Nie zapomnij do nas zajrzeć – >
Masz ochotę na szybką, dynamiczną grę karcianą, w której każdy ruch może skończyć się spektakularnym wybuchem? A jednocześnie chcesz, żeby to wszystko było podane w formie słodkich, puszystych kotków? Proszę bardzo, oto Eksplodujące Kotki: Najbardziej urocza gra o zniszczeniu, zdradzie i nieuniknionym wybuchu w historii planszówek.

Fabuła: Nic tu nie ma sensu, i to jest piękne
Wyobraź sobie, że grasz w rosyjską ruletkę, ale zamiast nabojów masz karty, zamiast pistoletu talię, a zamiast dramatycznej atmosfery thrillera… Koty. Wyjątkowo złowrogie, wybuchające koty.

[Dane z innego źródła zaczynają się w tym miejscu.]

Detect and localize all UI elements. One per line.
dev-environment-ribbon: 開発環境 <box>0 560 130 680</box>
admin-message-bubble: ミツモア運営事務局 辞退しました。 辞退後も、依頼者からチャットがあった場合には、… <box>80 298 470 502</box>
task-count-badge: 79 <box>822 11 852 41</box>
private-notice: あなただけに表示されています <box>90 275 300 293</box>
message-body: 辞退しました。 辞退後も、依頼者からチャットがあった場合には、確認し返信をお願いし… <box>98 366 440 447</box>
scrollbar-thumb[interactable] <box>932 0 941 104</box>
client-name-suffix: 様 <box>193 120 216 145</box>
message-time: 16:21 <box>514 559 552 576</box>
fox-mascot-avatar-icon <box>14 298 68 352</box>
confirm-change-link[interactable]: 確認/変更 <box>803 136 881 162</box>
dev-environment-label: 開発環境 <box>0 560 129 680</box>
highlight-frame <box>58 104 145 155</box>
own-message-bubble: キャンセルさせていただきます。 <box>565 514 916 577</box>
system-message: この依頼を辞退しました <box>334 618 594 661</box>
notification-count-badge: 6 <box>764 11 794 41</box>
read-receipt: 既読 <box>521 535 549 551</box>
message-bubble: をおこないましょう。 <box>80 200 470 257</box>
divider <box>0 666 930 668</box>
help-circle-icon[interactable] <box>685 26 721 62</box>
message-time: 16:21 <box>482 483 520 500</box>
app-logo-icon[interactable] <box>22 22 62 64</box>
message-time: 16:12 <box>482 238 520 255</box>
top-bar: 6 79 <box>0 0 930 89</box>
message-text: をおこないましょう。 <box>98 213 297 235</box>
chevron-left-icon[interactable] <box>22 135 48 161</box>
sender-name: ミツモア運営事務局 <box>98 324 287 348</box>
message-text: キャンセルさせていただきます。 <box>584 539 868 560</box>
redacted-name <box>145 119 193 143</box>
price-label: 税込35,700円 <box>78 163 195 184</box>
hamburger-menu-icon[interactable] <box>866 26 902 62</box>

Twoim celem jest przetrwać jak najdłużej, czyli NIE DOBRAĆ karty Eksplodującego Kotka. Jeśli to zrobisz i nie masz sposobu, by się obronić: BOOM! Koniec gry, możesz iść robić herbatę dla tych, którzy jeszcze żyją.

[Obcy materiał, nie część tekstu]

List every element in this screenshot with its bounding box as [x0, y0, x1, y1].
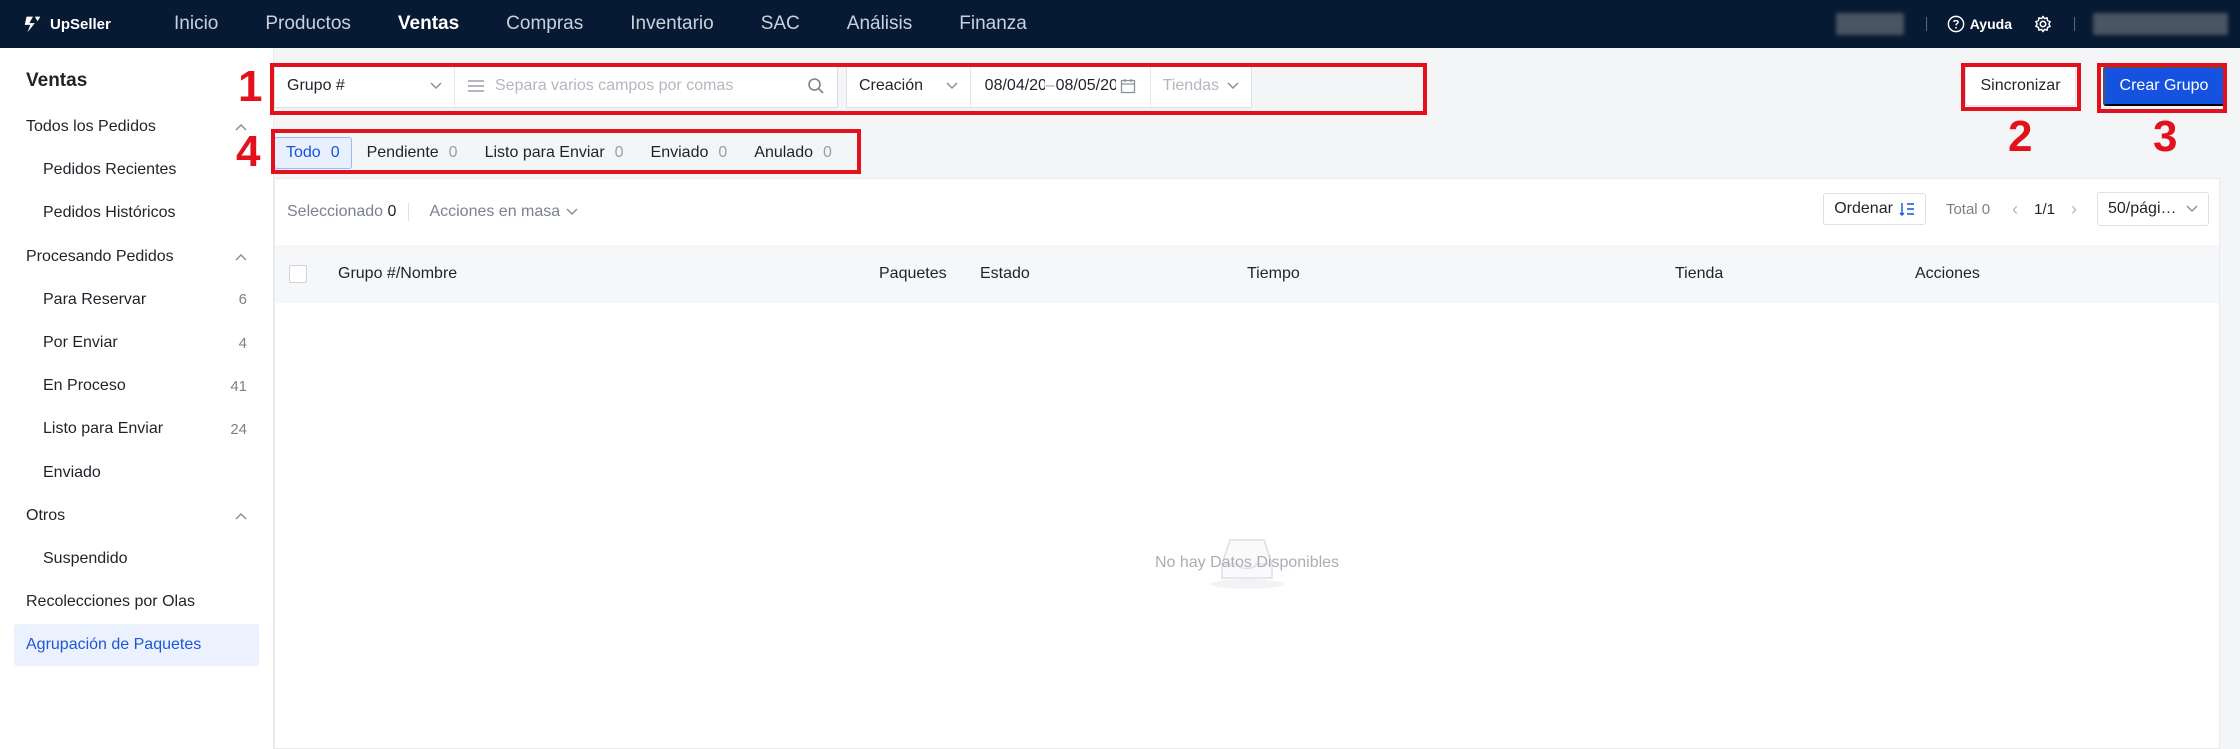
help-label: Ayuda	[1969, 16, 2012, 32]
col-time: Tiempo	[1247, 265, 1300, 282]
order-button[interactable]: Ordenar	[1823, 193, 1926, 225]
sidebar-item-8[interactable]: Enviado	[14, 452, 259, 494]
total-count: Total 0	[1945, 200, 1991, 218]
select-all-checkbox[interactable]	[289, 265, 307, 283]
divider	[408, 203, 410, 221]
nav-item-5[interactable]: SAC	[761, 13, 800, 35]
sidebar-item-6[interactable]: En Proceso 41	[14, 365, 259, 407]
table-toolbar: Seleccionado 0 Acciones en masa Ordenar …	[275, 179, 2219, 245]
annotation-number-1: 1	[238, 62, 263, 111]
annotation-box-1	[270, 63, 1427, 115]
annotation-box-4	[271, 129, 861, 174]
order-label: Ordenar	[1834, 200, 1893, 217]
sidebar-item-label: Listo para Enviar	[43, 420, 164, 438]
per-page-value: 50/pági…	[2108, 200, 2177, 217]
sidebar-item-3[interactable]: Procesando Pedidos	[14, 236, 259, 278]
selected-label: Seleccionado	[287, 203, 384, 220]
help-icon	[1947, 15, 1965, 33]
brand-logo[interactable]: UpSeller	[22, 13, 174, 35]
selected-number: 0	[387, 203, 397, 220]
col-store: Tienda	[1675, 265, 1724, 282]
sidebar-item-label: En Proceso	[43, 377, 126, 395]
sidebar-item-10[interactable]: Suspendido	[14, 538, 259, 580]
divider	[2074, 17, 2075, 31]
annotation-number-3: 3	[2153, 112, 2178, 161]
sidebar-item-4[interactable]: Para Reservar 6	[14, 279, 259, 321]
nav-item-7[interactable]: Finanza	[959, 13, 1027, 35]
sidebar-item-count: 41	[230, 377, 247, 395]
nav-item-6[interactable]: Análisis	[847, 13, 912, 35]
sidebar-item-1[interactable]: Pedidos Recientes	[14, 149, 259, 191]
sidebar: Ventas Todos los Pedidos Pedidos Reciente…	[0, 48, 274, 749]
table-header: Grupo #/Nombre Paquetes Estado Tiempo Ti…	[275, 245, 2219, 303]
account-blurred[interactable]	[2093, 13, 2228, 35]
chevron-up-icon[interactable]	[235, 253, 259, 261]
sidebar-item-label: Suspendido	[43, 550, 128, 567]
groups-panel: Seleccionado 0 Acciones en masa Ordenar …	[274, 178, 2220, 749]
nav-item-0[interactable]: Inicio	[174, 13, 218, 35]
page-indicator: 1/1	[2034, 200, 2055, 218]
sidebar-item-label: Para Reservar	[43, 290, 147, 308]
sidebar-item-label: Por Enviar	[43, 334, 118, 351]
annotation-number-4: 4	[236, 127, 261, 176]
selected-count: Seleccionado 0	[287, 203, 396, 221]
per-page-select[interactable]: 50/pági…	[2097, 192, 2209, 226]
col-packages: Paquetes	[879, 265, 947, 282]
sidebar-item-label: Agrupación de Paquetes	[26, 636, 202, 654]
sidebar-item-label: Todos los Pedidos	[26, 118, 156, 135]
upseller-logo-icon	[24, 16, 41, 33]
sidebar-item-label: Enviado	[43, 463, 101, 481]
chevron-up-icon[interactable]	[235, 512, 259, 520]
prev-page-icon[interactable]: ‹	[2012, 199, 2018, 220]
annotation-box-2	[1961, 63, 2081, 111]
bulk-actions-label: Acciones en masa	[429, 203, 561, 220]
sidebar-title: Ventas	[26, 70, 88, 91]
sidebar-item-0[interactable]: Todos los Pedidos	[14, 106, 259, 148]
col-actions: Acciones	[1915, 265, 1980, 282]
sort-icon	[1899, 203, 1914, 216]
sidebar-item-label: Pedidos Históricos	[43, 204, 176, 222]
sidebar-item-count: 6	[238, 291, 247, 309]
empty-state-text: No hay Datos Disponibles	[1154, 554, 1340, 571]
nav-item-3[interactable]: Compras	[506, 13, 583, 35]
annotation-box-3	[2097, 63, 2227, 113]
settings-gear-icon[interactable]	[2034, 15, 2052, 33]
help-link[interactable]: Ayuda	[1947, 15, 2012, 33]
brand-name: UpSeller	[50, 15, 111, 33]
top-navbar: UpSeller Inicio Productos Ventas Compras Inv…	[0, 0, 2240, 48]
sidebar-item-label: Procesando Pedidos	[26, 247, 174, 265]
sidebar-item-label: Otros	[26, 506, 66, 524]
sidebar-item-11[interactable]: Recolecciones por Olas	[14, 581, 259, 623]
col-group-name: Grupo #/Nombre	[338, 265, 458, 282]
sidebar-item-count: 24	[230, 420, 247, 438]
divider	[1925, 17, 1927, 31]
sidebar-item-count: 4	[238, 334, 247, 352]
col-status: Estado	[980, 265, 1030, 282]
sidebar-item-label: Pedidos Recientes	[43, 161, 177, 179]
user-info-blurred	[1835, 13, 1904, 35]
sidebar-item-9[interactable]: Otros	[14, 495, 259, 537]
chevron-down-icon	[566, 208, 578, 216]
sidebar-item-7[interactable]: Listo para Enviar 24	[14, 408, 259, 450]
chevron-down-icon	[2186, 205, 2198, 213]
bulk-actions-dropdown[interactable]: Acciones en masa	[429, 203, 578, 221]
nav-item-2[interactable]: Ventas	[398, 13, 459, 35]
next-page-icon[interactable]: ›	[2071, 199, 2077, 220]
nav-item-1[interactable]: Productos	[265, 13, 351, 35]
nav-item-4[interactable]: Inventario	[630, 13, 713, 35]
sidebar-item-5[interactable]: Por Enviar 4	[14, 322, 259, 364]
annotation-number-2: 2	[2008, 112, 2033, 161]
sidebar-item-label: Recolecciones por Olas	[26, 593, 195, 611]
sidebar-item-2[interactable]: Pedidos Históricos	[14, 192, 259, 234]
sidebar-item-12[interactable]: Agrupación de Paquetes	[14, 624, 259, 667]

Wszystko w tej grze działa na zasadzie nie daj się wysadzić i wysadź kogoś innego. Możesz przemieszczać karty, podkładać miny, kraść innym graczom i ogólnie być wrednym jak kot, który zrzuca szklanki ze stołu.
Mechanika: Strategia? Jaka strategia?
Eksplodujące Kotki to gra imprezowa, więc nie oczekuj głębokiej strategii. Oczekuj chaosu, śmiechu i mnóstwa podstępnych zagrywek.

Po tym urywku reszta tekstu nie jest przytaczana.